No software installed to process OTP and my phone was never directly connected to my computer. I connect my phone to my wireless router for its internet speed when I needed to download apps like Google Authenticator. The phone itself was never used to trade, I only traded via the PC.
Thanks for the details. What about the thought of having typed the Google Authenticator OTP setup seed into a text file (or email, etc.) on the computer, as a way to keep a personal copy of the information in case it was needed later?
If someone did not manage to get your withdrawal credentials, then your report could reveal a new intrusion into Mt. Gox's servers. Despite the 2FA, an attack could still be from outside the company (unless Mt. Gox has really outdone itself with thoroughly secured login/withdrawal processing).

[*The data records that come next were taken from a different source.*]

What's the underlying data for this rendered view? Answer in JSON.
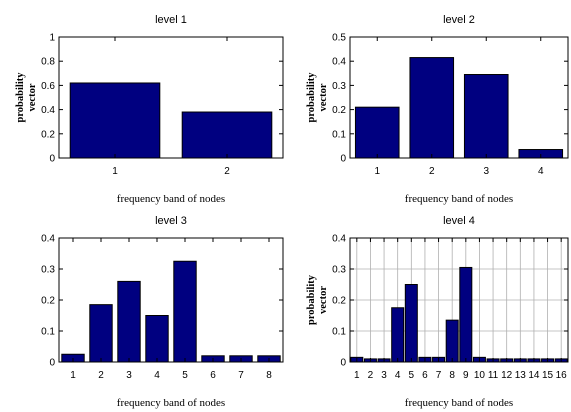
{
  "chart_data": [
    {
      "type": "bar",
      "title": "level 1",
      "xlabel": "frequency band of nodes",
      "ylabel_lines": [
        "probability",
        "vector"
      ],
      "categories": [
        "1",
        "2"
      ],
      "values": [
        0.62,
        0.38
      ],
      "ylim": [
        0,
        1
      ],
      "yticks": [
        "0",
        "0.2",
        "0.4",
        "0.6",
        "0.8",
        "1"
      ],
      "grid": false,
      "color": "#000080"
    },
    {
      "type": "bar",
      "title": "level 2",
      "xlabel": "frequency band of nodes",
      "ylabel_lines": [
        "probability",
        "vector"
      ],
      "categories": [
        "1",
        "2",
        "3",
        "4"
      ],
      "values": [
        0.21,
        0.415,
        0.345,
        0.035
      ],
      "ylim": [
        0,
        0.5
      ],
      "yticks": [
        "0",
        "0.1",
        "0.2",
        "0.3",
        "0.4",
        "0.5"
      ],
      "grid": false,
      "color": "#000080"
    },
    {
      "type": "bar",
      "title": "level 3",
      "xlabel": "frequency band of nodes",
      "ylabel_lines": [],
      "categories": [
        "1",
        "2",
        "3",
        "4",
        "5",
        "6",
        "7",
        "8"
      ],
      "values": [
        0.025,
        0.185,
        0.26,
        0.15,
        0.325,
        0.02,
        0.02,
        0.02
      ],
      "ylim": [
        0,
        0.4
      ],
      "yticks": [
        "0",
        "0.1",
        "0.2",
        "0.3",
        "0.4"
      ],
      "grid": false,
      "color": "#000080"
    },
    {
      "type": "bar",
      "title": "level 4",
      "xlabel": "frequency band of nodes",
      "ylabel_lines": [
        "probability",
        "vector"
      ],
      "categories": [
        "1",
        "2",
        "3",
        "4",
        "5",
        "6",
        "7",
        "8",
        "9",
        "10",
        "11",
        "12",
        "13",
        "14",
        "15",
        "16"
      ],
      "values": [
        0.015,
        0.01,
        0.01,
        0.175,
        0.25,
        0.015,
        0.015,
        0.135,
        0.305,
        0.015,
        0.01,
        0.01,
        0.01,
        0.01,
        0.01,
        0.01
      ],
      "ylim": [
        0,
        0.4
      ],
      "yticks": [
        "0",
        "0.1",
        "0.2",
        "0.3",
        "0.4"
      ],
      "grid": true,
      "color": "#000080"
    }
  ]
}
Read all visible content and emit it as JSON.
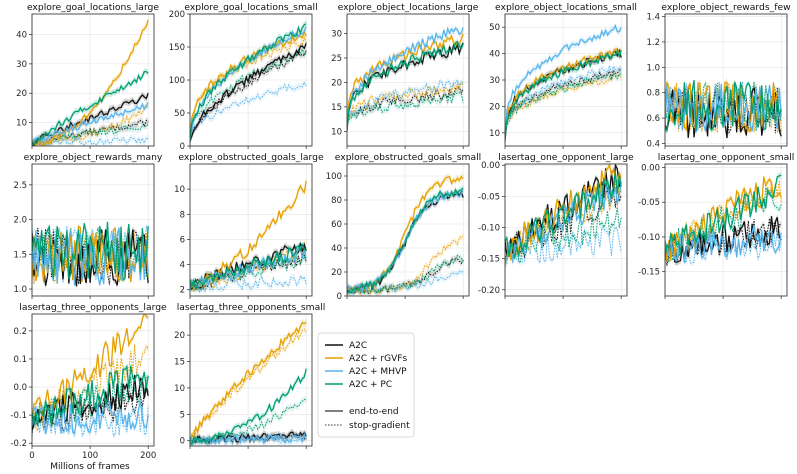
{
  "figure": {
    "xlabel": "Millions of frames"
  },
  "colors": {
    "A2C": "#111111",
    "A2C + rGVFs": "#e69f00",
    "A2C + MHVP": "#56b4e9",
    "A2C + PC": "#009e73"
  },
  "legend": {
    "methods": [
      "A2C",
      "A2C + rGVFs",
      "A2C + MHVP",
      "A2C + PC"
    ],
    "styles": [
      "end-to-end",
      "stop-gradient"
    ]
  },
  "chart_data": [
    {
      "type": "line",
      "title": "explore_goal_locations_large",
      "ylim": [
        2,
        47
      ],
      "yticks": [
        10,
        20,
        30,
        40
      ],
      "xticks": [
        0,
        100,
        200
      ],
      "show_xticklabels": false,
      "end": {
        "A2C": 19,
        "A2C + rGVFs": 45,
        "A2C + MHVP": 16,
        "A2C + PC": 27
      },
      "sg": {
        "A2C": 10,
        "A2C + rGVFs": 15,
        "A2C + MHVP": 4,
        "A2C + PC": 9
      },
      "start": 3,
      "growth": {
        "A2C + rGVFs": 0.5
      },
      "noise": 0.025
    },
    {
      "type": "line",
      "title": "explore_goal_locations_small",
      "ylim": [
        0,
        200
      ],
      "yticks": [
        0,
        50,
        100,
        150,
        200
      ],
      "xticks": [
        0,
        100,
        200
      ],
      "show_xticklabels": false,
      "end": {
        "A2C": 150,
        "A2C + rGVFs": 170,
        "A2C + MHVP": 178,
        "A2C + PC": 180
      },
      "sg": {
        "A2C": 142,
        "A2C + rGVFs": 160,
        "A2C + MHVP": 95,
        "A2C + PC": 145
      },
      "start": 10,
      "growth": {
        "A2C": 1.6,
        "A2C + rGVFs": 2.6,
        "A2C + MHVP": 2.0,
        "A2C + PC": 2.0
      },
      "noise": 0.03
    },
    {
      "type": "line",
      "title": "explore_object_locations_large",
      "ylim": [
        7,
        34
      ],
      "yticks": [
        10,
        15,
        20,
        25,
        30
      ],
      "xticks": [
        0,
        100,
        200
      ],
      "show_xticklabels": false,
      "end": {
        "A2C": 27,
        "A2C + rGVFs": 29,
        "A2C + MHVP": 31,
        "A2C + PC": 28
      },
      "sg": {
        "A2C": 18,
        "A2C + rGVFs": 19,
        "A2C + MHVP": 20,
        "A2C + PC": 17
      },
      "start": 11,
      "growth": {
        "A2C": 3.0,
        "A2C + rGVFs": 3.4,
        "A2C + MHVP": 2.6,
        "A2C + PC": 2.6
      },
      "noise": 0.04
    },
    {
      "type": "line",
      "title": "explore_object_locations_small",
      "ylim": [
        5,
        55
      ],
      "yticks": [
        10,
        20,
        30,
        40,
        50
      ],
      "xticks": [
        0,
        100,
        200
      ],
      "show_xticklabels": false,
      "end": {
        "A2C": 40,
        "A2C + rGVFs": 41,
        "A2C + MHVP": 50,
        "A2C + PC": 40
      },
      "sg": {
        "A2C": 33,
        "A2C + rGVFs": 31,
        "A2C + MHVP": 35,
        "A2C + PC": 32
      },
      "start": 7,
      "growth": {
        "A2C": 3.2,
        "A2C + rGVFs": 3.2,
        "A2C + MHVP": 3.0,
        "A2C + PC": 3.0
      },
      "noise": 0.03
    },
    {
      "type": "line",
      "title": "explore_object_rewards_few",
      "ylim": [
        0.38,
        1.42
      ],
      "yticks": [
        0.4,
        0.6,
        0.8,
        1.0,
        1.2,
        1.4
      ],
      "xticks": [
        0,
        100,
        200
      ],
      "show_xticklabels": false,
      "end": {
        "A2C": 0.6,
        "A2C + rGVFs": 0.7,
        "A2C + MHVP": 0.68,
        "A2C + PC": 0.72
      },
      "sg": {
        "A2C": 0.66,
        "A2C + rGVFs": 0.69,
        "A2C + MHVP": 0.7,
        "A2C + PC": 0.71
      },
      "start": 0.68,
      "flat": true,
      "noise": 0.12
    },
    {
      "type": "line",
      "title": "explore_object_rewards_many",
      "ylim": [
        0.9,
        2.8
      ],
      "yticks": [
        1.0,
        1.5,
        2.0,
        2.5
      ],
      "xticks": [
        0,
        100,
        200
      ],
      "show_xticklabels": false,
      "end": {
        "A2C": 1.4,
        "A2C + rGVFs": 1.5,
        "A2C + MHVP": 1.45,
        "A2C + PC": 1.6
      },
      "sg": {
        "A2C": 1.45,
        "A2C + rGVFs": 1.5,
        "A2C + MHVP": 1.5,
        "A2C + PC": 1.55
      },
      "start": 1.5,
      "flat": true,
      "noise": 0.14
    },
    {
      "type": "line",
      "title": "explore_obstructed_goals_large",
      "ylim": [
        1.5,
        12
      ],
      "yticks": [
        2,
        4,
        6,
        8,
        10
      ],
      "xticks": [
        0,
        100,
        200
      ],
      "show_xticklabels": false,
      "end": {
        "A2C": 5.5,
        "A2C + rGVFs": 10.3,
        "A2C + MHVP": 5.0,
        "A2C + PC": 5.2
      },
      "sg": {
        "A2C": 4.5,
        "A2C + rGVFs": 5.5,
        "A2C + MHVP": 2.7,
        "A2C + PC": 4.3
      },
      "start": 2.3,
      "growth": {
        "A2C + rGVFs": 0.7
      },
      "noise": 0.05
    },
    {
      "type": "line",
      "title": "explore_obstructed_goals_small",
      "ylim": [
        0,
        110
      ],
      "yticks": [
        0,
        20,
        40,
        60,
        80,
        100
      ],
      "xticks": [
        0,
        100,
        200
      ],
      "show_xticklabels": false,
      "end": {
        "A2C": 85,
        "A2C + rGVFs": 98,
        "A2C + MHVP": 86,
        "A2C + PC": 88
      },
      "sg": {
        "A2C": 32,
        "A2C + rGVFs": 50,
        "A2C + MHVP": 20,
        "A2C + PC": 33
      },
      "start": 5,
      "sigmoid": true,
      "noise": 0.03
    },
    {
      "type": "line",
      "title": "lasertag_one_opponent_large",
      "ylim": [
        -0.21,
        0.002
      ],
      "yticks": [
        -0.2,
        -0.15,
        -0.1,
        -0.05,
        0.0
      ],
      "xticks": [
        0,
        100,
        200
      ],
      "show_xticklabels": false,
      "end": {
        "A2C": -0.01,
        "A2C + rGVFs": -0.01,
        "A2C + MHVP": -0.04,
        "A2C + PC": -0.03
      },
      "sg": {
        "A2C": -0.05,
        "A2C + rGVFs": -0.04,
        "A2C + MHVP": -0.12,
        "A2C + PC": -0.09
      },
      "start": -0.14,
      "noise": 0.12
    },
    {
      "type": "line",
      "title": "lasertag_one_opponent_small",
      "ylim": [
        -0.185,
        0.005
      ],
      "yticks": [
        -0.15,
        -0.1,
        -0.05,
        0.0
      ],
      "xticks": [
        0,
        100,
        200
      ],
      "show_xticklabels": false,
      "end": {
        "A2C": -0.09,
        "A2C + rGVFs": -0.02,
        "A2C + MHVP": -0.1,
        "A2C + PC": -0.03
      },
      "sg": {
        "A2C": -0.09,
        "A2C + rGVFs": -0.03,
        "A2C + MHVP": -0.11,
        "A2C + PC": -0.04
      },
      "start": -0.12,
      "noise": 0.12
    },
    {
      "type": "line",
      "title": "lasertag_three_opponents_large",
      "ylim": [
        -0.21,
        0.26
      ],
      "yticks": [
        -0.2,
        -0.1,
        0.0,
        0.1,
        0.2
      ],
      "xticks": [
        0,
        100,
        200
      ],
      "xticklabels": [
        "0",
        "100",
        "200"
      ],
      "show_xticklabels": true,
      "end": {
        "A2C": 0.0,
        "A2C + rGVFs": 0.22,
        "A2C + MHVP": -0.1,
        "A2C + PC": 0.05
      },
      "sg": {
        "A2C": -0.05,
        "A2C + rGVFs": 0.12,
        "A2C + MHVP": -0.12,
        "A2C + PC": 0.0
      },
      "start": -0.12,
      "noise": 0.12
    },
    {
      "type": "line",
      "title": "lasertag_three_opponents_small",
      "ylim": [
        -1,
        24
      ],
      "yticks": [
        0,
        5,
        10,
        15,
        20
      ],
      "xticks": [
        0,
        100,
        200
      ],
      "show_xticklabels": false,
      "end": {
        "A2C": 1.2,
        "A2C + rGVFs": 22.5,
        "A2C + MHVP": 0.5,
        "A2C + PC": 13
      },
      "sg": {
        "A2C": 0.6,
        "A2C + rGVFs": 21,
        "A2C + MHVP": 0.3,
        "A2C + PC": 8
      },
      "start": 0,
      "growth": {
        "A2C + rGVFs": 1.2,
        "A2C + PC": 0.5
      },
      "noise": 0.03
    }
  ]
}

BTW, does anyone know how long Mt. Gox restricts withdrawals to a given GA OTP, and especially whether the site allows reuse of a prior "OTP"? In the recent past at least, they certainly did not strictly adhere to the standard 30-second window. (Conceivably a man-in-the-middle attacker could take advantage of such weaknesses.)
No backups since I didn't think it was needed even if I did somehow lose access to the keys. I recall Mt. Gox gave an option to unlink keys where they lock down your account for 2 weeks and repeatedly email you to verify that the real owner made the request.
As I've used my account earlier this week and never received such emails, I don't think this was the attack vector.